Öyküyü, genel müdür sekreteri olduğunu tahmin edebileceğimiz, Neriman’ın ağzından dinliyoruz. İşçilerin mücadelesine sempati duyduğu belli oluyor Neriman’ın. Bu nedenle genel müdür için üzülmesinde, ona acımasında inandırıcı olmayan bir ton seziliyor. Sanki yalnızca genel müdürü aciz göstermek, onun zavallılığını vurgulamak için orada Neriman, sağ gösterip sol vuruyor:

""
“İçim sızlıyor. Acaba karanlığı içinde birkaç adım atabilecek yeri var mı Niyazi'nin. Böyle durumlarda yalnız kafasındaki özgürlük yeter mi insana? Bir kalkıp dolaşmak istemez mi? Onca yıl dünyanın yüzeyine geniş adımlarla basan insan... İçim sızlıyor.”

Genel müdürün adının Niyazi olması öykünün karikatürize olmuş genel havasını daha da belirginleştiriyor.

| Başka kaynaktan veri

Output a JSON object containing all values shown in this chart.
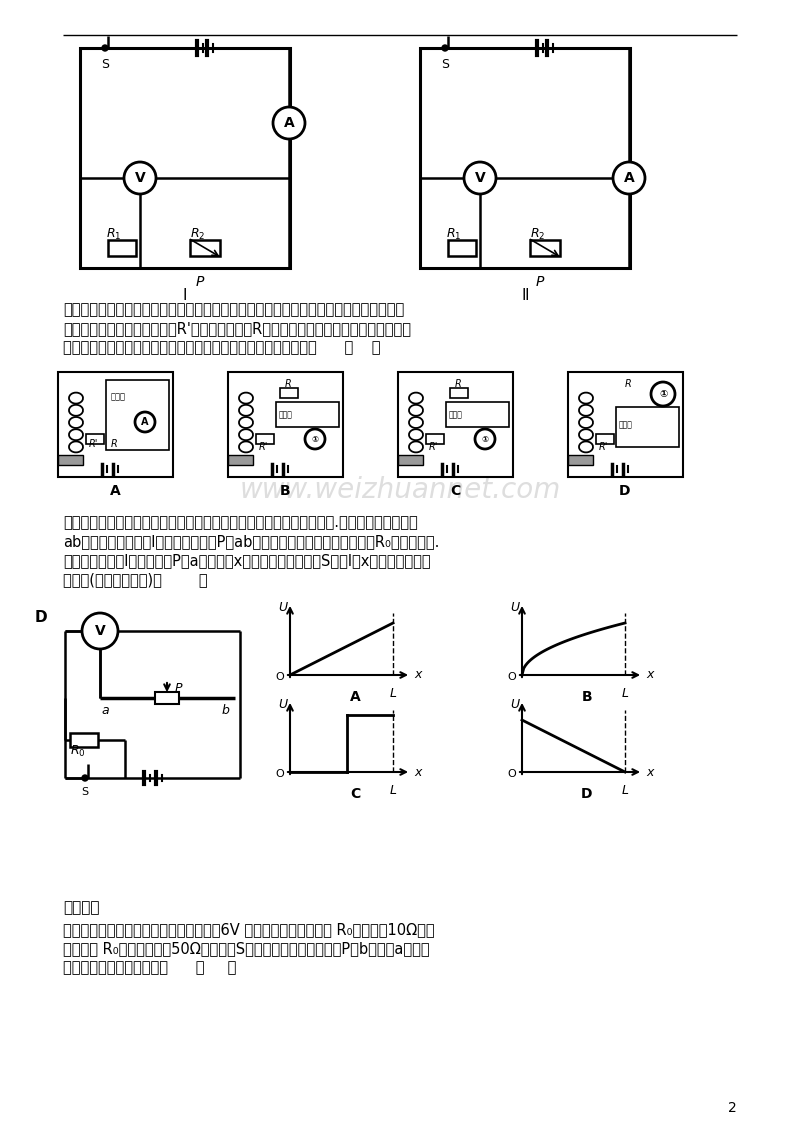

Ne şehit ne de gazi olabilecek bir kuklanın son çırpınışları olarak okuyoruz öyküyü. Genel müdür bu derece zavallılaşırken işçi temsilcisi yüceltiliyor. Kurdakul, tablet ustası Fikri’nin grev kararını genel müdür Niyazi’ye duyuruşunu anlatırken, onu imgelememizde çoğaltıp, bir sınıfın temsilcisi yapıyor. Ama bununla da kalmıyor Kurdakul, o sınıfı bir ulusun kurtuluşuyla birlikte düşündüğünü de imâ ediyor:

""
“Ne çok dudak kıpırdadı dudaklarında. Ne çok el, elleriyle birlikte gazetedeki uçmaya hazır kartal kanatlarını gösterdi sevinçle. Ne çok ses bir araya geldi de o eski Anadolu türküsünü mırıldana mırıldana yüzyıllar boyunca kendisini koruyan bir halk oluverdi birden.”

“Beyaz Yakalılar”ın anlatıcısı Neriman’la “Yargı Payı”ndaki katibe birbirlerine çok benziyor, bana kalırsa. İkisi de parçası oldukları aygıta rağmen “karşı taraf”a sempati duyuyor. Ama bu tarafgirliğin, özellikle öykü kişilerinin gerçekçiliği bakımından, öyküye olumsuz yansıdığını not etmemiz gerek.

Barış’ın “ben olsam nasıl yazardım?” atölyelerinden birinde ele almasını çok isterdim “Beyaz Yakalılar”ı.

Re: Şükran Kurdakul - Beyaz Yakalılar

Gecikme için kusuruma bakmayın lütfen.


Re: Şükran Kurdakul - Beyaz Yakalılar

eren dedi ki:
Barış’ın “ben olsam nasıl yazardım?” atölyelerinden birinde ele almasını çok isterdim “Beyaz Yakalılar”ı.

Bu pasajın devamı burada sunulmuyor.